Where these skills come from
The skills in this course come from Dialectical Behavior Therapy (DBT), developed by psychologist Marsha Linehan. They’ve been taught and practiced around the world for decades. Everything here is written in plain language, in our own words, so you can learn the real skills without wading through jargon.
Two kinds of skills
The skills come in two families. The first family is for getting through an overwhelming moment — when emotion is running high and you need to make it to the other side without acting on an urge you’d regret. TIPP, STOP, ACCEPTS, Self-Soothe, IMPROVE, and Pros & Cons live here.

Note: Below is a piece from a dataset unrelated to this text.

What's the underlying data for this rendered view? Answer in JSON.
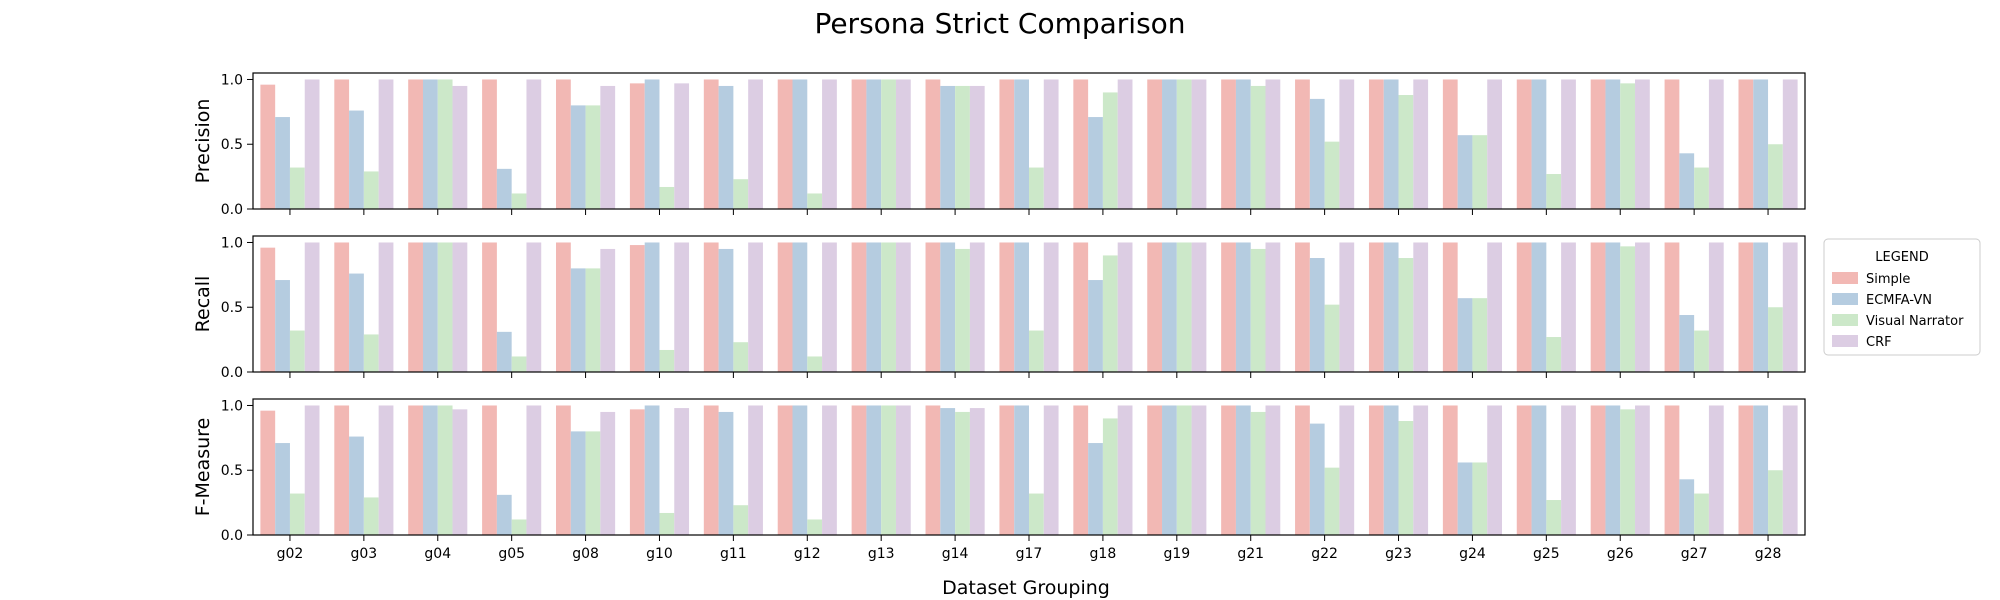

The second family is for pain that can’t be fixed right now — the situations you can’t change, only carry. Radical Acceptance, Turning the Mind, and Half-Smile & Willing Hands are skills for making peace with what’s real, so it stops costing you extra on top of the pain itself.
How to use this course
Ten short lessons, in an order that builds — but nothing is locked. Go straight through, or jump to what you need tonight. Read at your own pace, come back as many times as you like, and let “done” mean whatever it needs to mean today.
Each lesson ends with a small practice. None of it is homework, and nobody is checking. The practices exist because these skills stick best when your hands and body know them — not just your head.
What it looks like
Last spring, Maya’s car got towed on the same day her hours got cut at work. She remembers standing in the parking lot wanting to scream — and then walking to a bench, calling her sister, and sitting with a coffee until her hands stopped shaking. She got home late, the day still ruined. But she didn’t blow up at anyone, didn’t spiral all night, and woke up able to deal with it.
That’s distress tolerance. Maya was already doing pieces of it without the names. This course gives the pieces names, sharpens them, and adds the ones she hasn’t found yet — so getting through stops being luck and starts being a skill.
Try it now
Think of one hard moment from the past few weeks — not the worst of your life, just a hard one. Now name what you did to get through it. Maybe you called someone, went for a walk, put on a show, or just waited it out in bed.
Whatever it was, no judging it. You got through — that’s the whole assignment. As you move through this course, you’ll start recognizing pieces of what you already do inside the skills, which makes them much easier to learn.